Dan Teeter, head coach, talks with Justice Taylor during a quarterback huddle in practice Tuesday afternoon at Lakewood High School in Arlington. (Kevin Clark / The Herald)

Dan Teeter, head coach, talks with Justice Taylor during a quarterback huddle in practice Tuesday afternoon at Lakewood High School in Arlington. (Kevin Clark / The Herald)

Teeter expects Justice to take another step forward this year.

“Even though it’s just been a few months since we just played our short season, I think he’s grown leaps and bounds in the passing game,” Teeter said. “So I’m really excited to see what he gets done this year.”

Justice credited his success in part to the help he’s received from his older brother along the way.

As a freshman and sophomore, Justice said the biggest things Jared taught him were with his footwork and decision-making in the Lakewood offense.

During the spring season, Justice said he’d call Jared after every game. And though Jared was over 700 miles away playing football at Feather River College in Quincy, California, he never missed an opportunity to watch his little brother play on Lakewood’s live streams.

Jared said his advice was usually simple.

“Just go play football,” he said. “Respect your opponent. Lineup every game like it’s someone that you gotta work as hard as you can to beat.”

Though it was simple, it proved to be effective.

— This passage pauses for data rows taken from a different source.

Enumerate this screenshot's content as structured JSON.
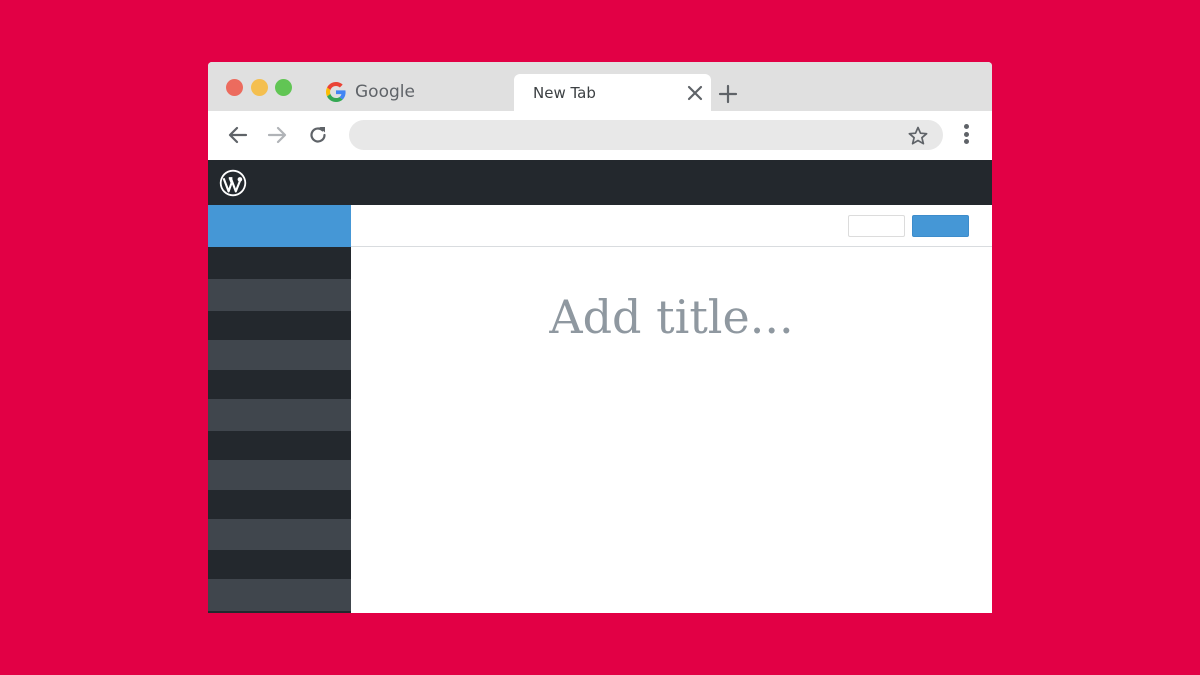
{
  "browser": {
    "tabs": [
      {
        "label": "Google"
      },
      {
        "label": "New Tab"
      }
    ],
    "address_bar": {
      "value": "",
      "placeholder": ""
    }
  },
  "editor": {
    "title_placeholder": "Add title..."
  },
  "colors": {
    "background": "#e20045",
    "admin_bar": "#23282d",
    "sidebar_active": "#4597d6",
    "sidebar_dark": "#23282d",
    "sidebar_light": "#40464d",
    "publish_button": "#4597d6"
  },
  "icons": [
    "google-g-icon",
    "close-icon",
    "plus-icon",
    "back-arrow-icon",
    "forward-arrow-icon",
    "reload-icon",
    "star-icon",
    "more-vert-icon",
    "wordpress-logo"
  ]
}
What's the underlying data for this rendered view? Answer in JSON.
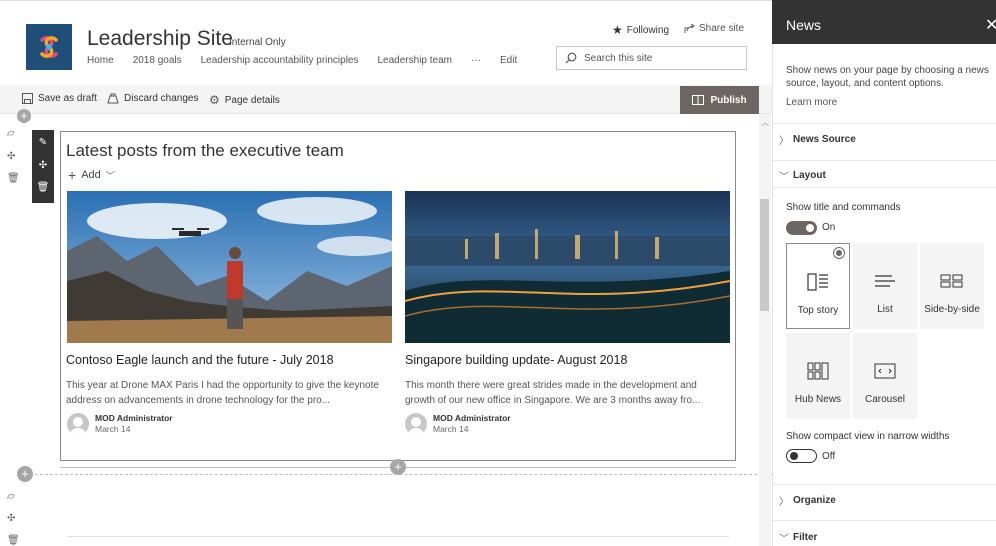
{
  "header": {
    "site_title": "Leadership Site",
    "internal_label": "Internal Only",
    "nav": [
      "Home",
      "2018 goals",
      "Leadership accountability principles",
      "Leadership team",
      "···",
      "Edit"
    ],
    "following_label": "Following",
    "share_label": "Share site",
    "search_placeholder": "Search this site"
  },
  "commandbar": {
    "save_draft": "Save as draft",
    "discard": "Discard changes",
    "page_details": "Page details",
    "publish": "Publish"
  },
  "webpart": {
    "title": "Latest posts from the executive team",
    "add_label": "Add",
    "posts": [
      {
        "title": "Contoso Eagle launch and the future - July 2018",
        "description": "This year at Drone MAX Paris I had the opportunity to give the keynote address on advancements in drone technology for the pro...",
        "author": "MOD Administrator",
        "date": "March 14"
      },
      {
        "title": "Singapore building update- August 2018",
        "description": "This month there were great strides made in the development and growth of our new office in Singapore. We are 3 months away fro...",
        "author": "MOD Administrator",
        "date": "March 14"
      }
    ]
  },
  "panel": {
    "title": "News",
    "description": "Show news on your page by choosing a news source, layout, and content options.",
    "learn_more": "Learn more",
    "sections": {
      "news_source": "News Source",
      "layout": "Layout",
      "organize": "Organize",
      "filter": "Filter"
    },
    "show_title_label": "Show title and commands",
    "show_title_state": "On",
    "layouts": [
      "Top story",
      "List",
      "Side-by-side",
      "Hub News",
      "Carousel"
    ],
    "selected_layout": "Top story",
    "compact_label": "Show compact view in narrow widths",
    "compact_state": "Off"
  },
  "colors": {
    "accent": "#6e6663",
    "panel_header": "#333333",
    "logo_bg": "#1f4e79"
  }
}
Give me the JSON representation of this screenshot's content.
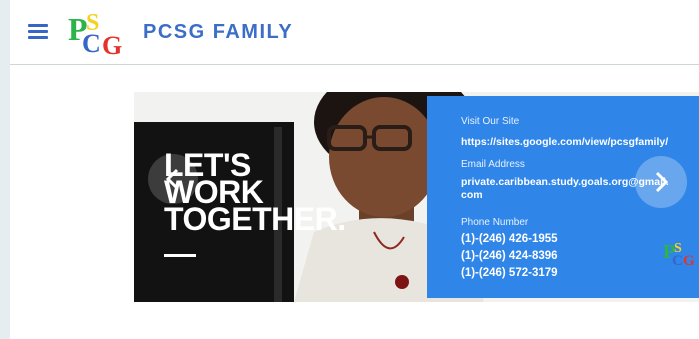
{
  "site": {
    "title": "PCSG FAMILY"
  },
  "hero": {
    "overlay_lines": [
      "LET'S",
      "WORK",
      "TOGETHER."
    ]
  },
  "contact": {
    "site_label": "Visit Our Site",
    "site_url": "https://sites.google.com/view/pcsgfamily/",
    "email_label": "Email Address",
    "email_line1": "private.caribbean.study.goals.org@gmail.",
    "email_line2": "com",
    "phone_label": "Phone Number",
    "phones": [
      "(1)-(246) 426-1955",
      "(1)-(246) 424-8396",
      "(1)-(246) 572-3179"
    ]
  },
  "icons": {
    "menu": "hamburger-menu-icon",
    "prev": "chevron-left-icon",
    "next": "chevron-right-icon"
  },
  "colors": {
    "brand_blue": "#3c6ec8",
    "panel_blue": "#2f86e8",
    "logo_green": "#2cb34a",
    "logo_yellow": "#f4d21e",
    "logo_red": "#e5322b"
  }
}
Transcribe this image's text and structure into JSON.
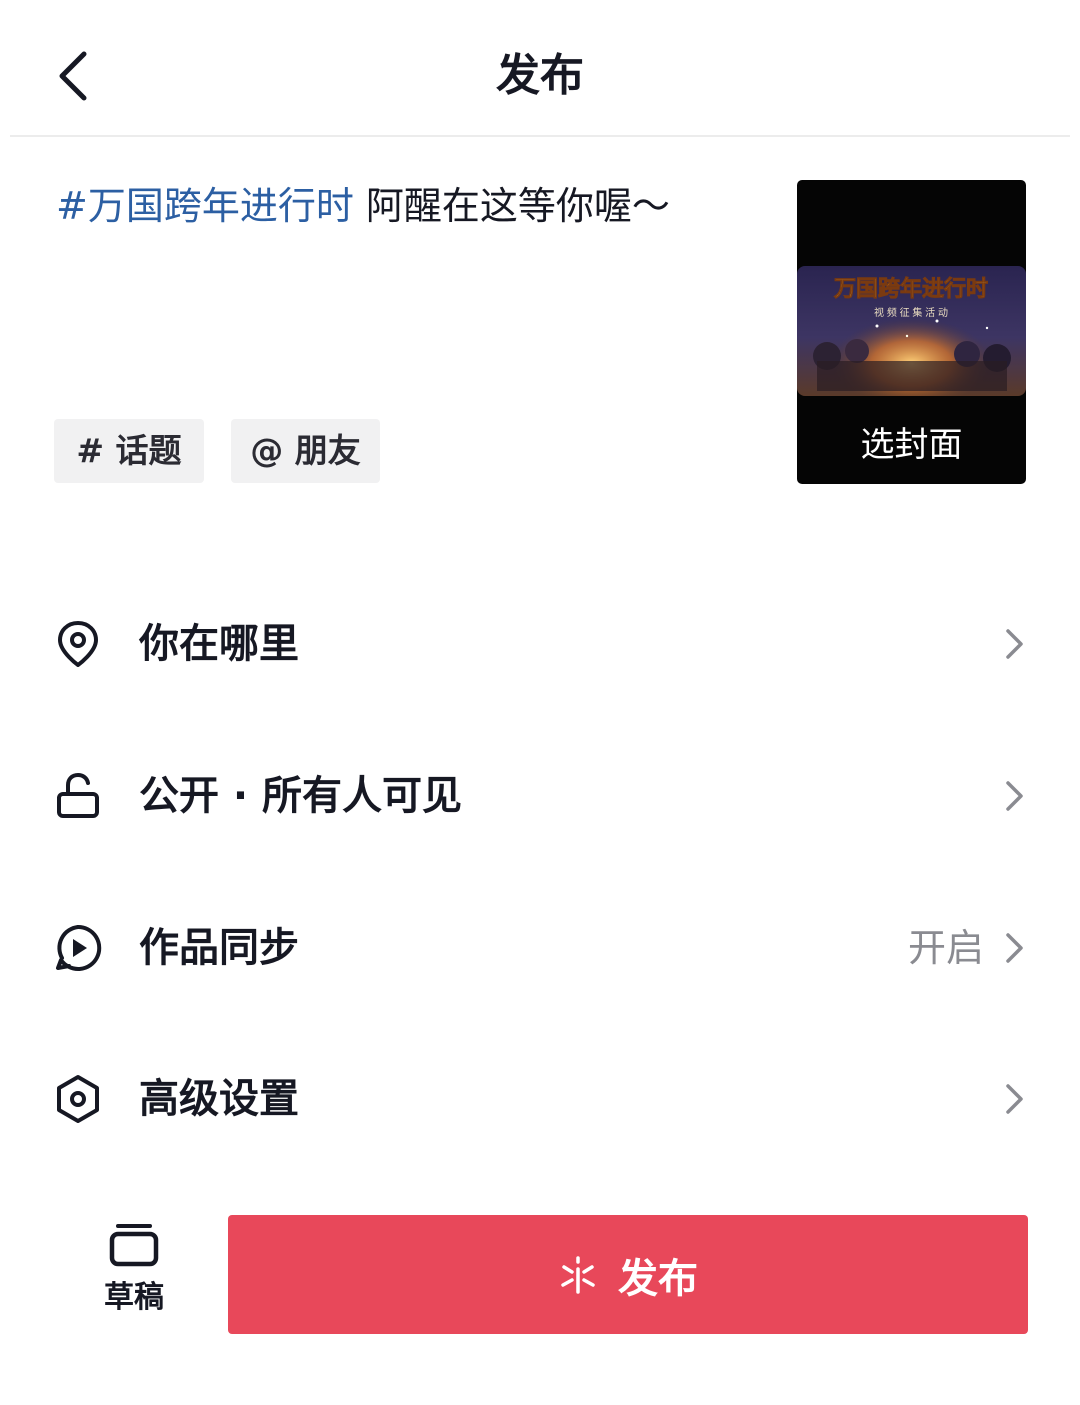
{
  "header": {
    "title": "发布",
    "back_icon": "chevron-left-icon"
  },
  "caption": {
    "hashtag": "#万国跨年进行时",
    "text": " 阿醒在这等你喔～"
  },
  "chips": {
    "topic": "# 话题",
    "friend": "@ 朋友"
  },
  "cover": {
    "art_title": "万国跨年进行时",
    "art_subtitle": "视 频 征 集 活 动",
    "label": "选封面"
  },
  "rows": [
    {
      "icon": "location-pin-icon",
      "label": "你在哪里",
      "value": ""
    },
    {
      "icon": "lock-open-icon",
      "label": "公开 · 所有人可见",
      "value": ""
    },
    {
      "icon": "sync-play-icon",
      "label": "作品同步",
      "value": "开启"
    },
    {
      "icon": "hexagon-settings-icon",
      "label": "高级设置",
      "value": ""
    }
  ],
  "bottom": {
    "draft_label": "草稿",
    "publish_label": "发布",
    "publish_icon": "sparkle-icon"
  },
  "colors": {
    "accent": "#e8485a",
    "hashtag": "#2c5fa3",
    "text": "#161823",
    "secondary": "#8a8b91"
  }
}
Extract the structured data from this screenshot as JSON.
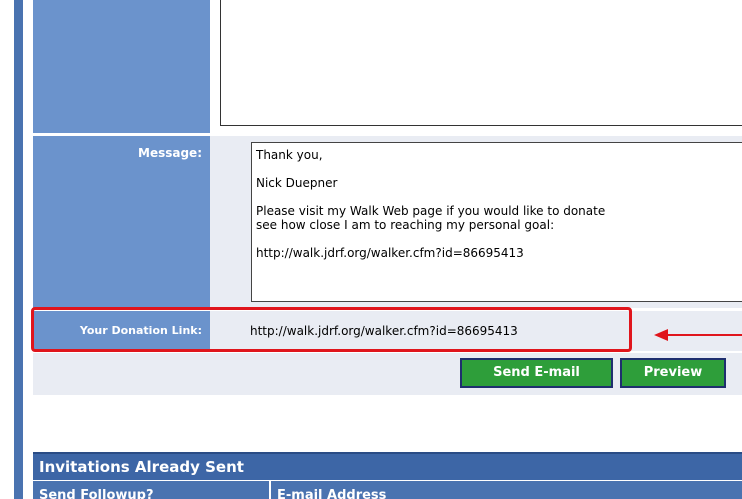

“That really helped me a lot,” Justice said. “So I plan on doing that this year, too.”

It helps that Justice is able to receive advice from someone that plays the game the same way he does. The similarities between the brothers’ playing styles are abundant.

Both are capable passers that can hurt teams through the air, and both are physical runners that can burn teams on designed runs and by going off-script when playcalls don’t pan out.

“An athlete that can hurt you with the arm and the legs makes a coach look pretty smart, because we can call things and it may break down and he just turns it into a great play,” Teeter said. “So it’s definitely a huge advantage to have a guy that’s dual-threat like he is.”

Justice Taylor during practice Tuesday afternoon at Lakewood High School in Arlington. (Kevin Clark / The Herald)

Justice Taylor during practice Tuesday afternoon at Lakewood High School in Arlington. (Kevin Clark / The Herald)

Neither Justice, Jared or Teeter could point to a true difference in the quarterbacks’ games aside from Justice being left-handed and Jared a righty.

“I don’t know if there’s much difference in the play style,” Jared said. “I think we both … just have that kind of confidence and maybe even a little arrogance to know that we’re gonna get the job done.”

Lakewood hopes that there won’t be much difference between the brothers’ senior seasons either.

The Cougars will certainly be tested, just as they were in 2019, with a gauntlet of a schedule that features eight teams that made the state playoffs at least once since 2016. And Justice, a second-team all-league quarterback in the spring, will have plenty of help surrounding him in trying to replicate the success his brother and the Cougars had two seasons ago.

But regardless of how this year turns out, it’s been a special experience at Lakewood for the Taylor brothers.

“I don’t really tell him that often, but I’m proud of him and everything,” Jared said of his brother. “I know he’s gonna work hard and play good this season, and I’m excited to watch him.”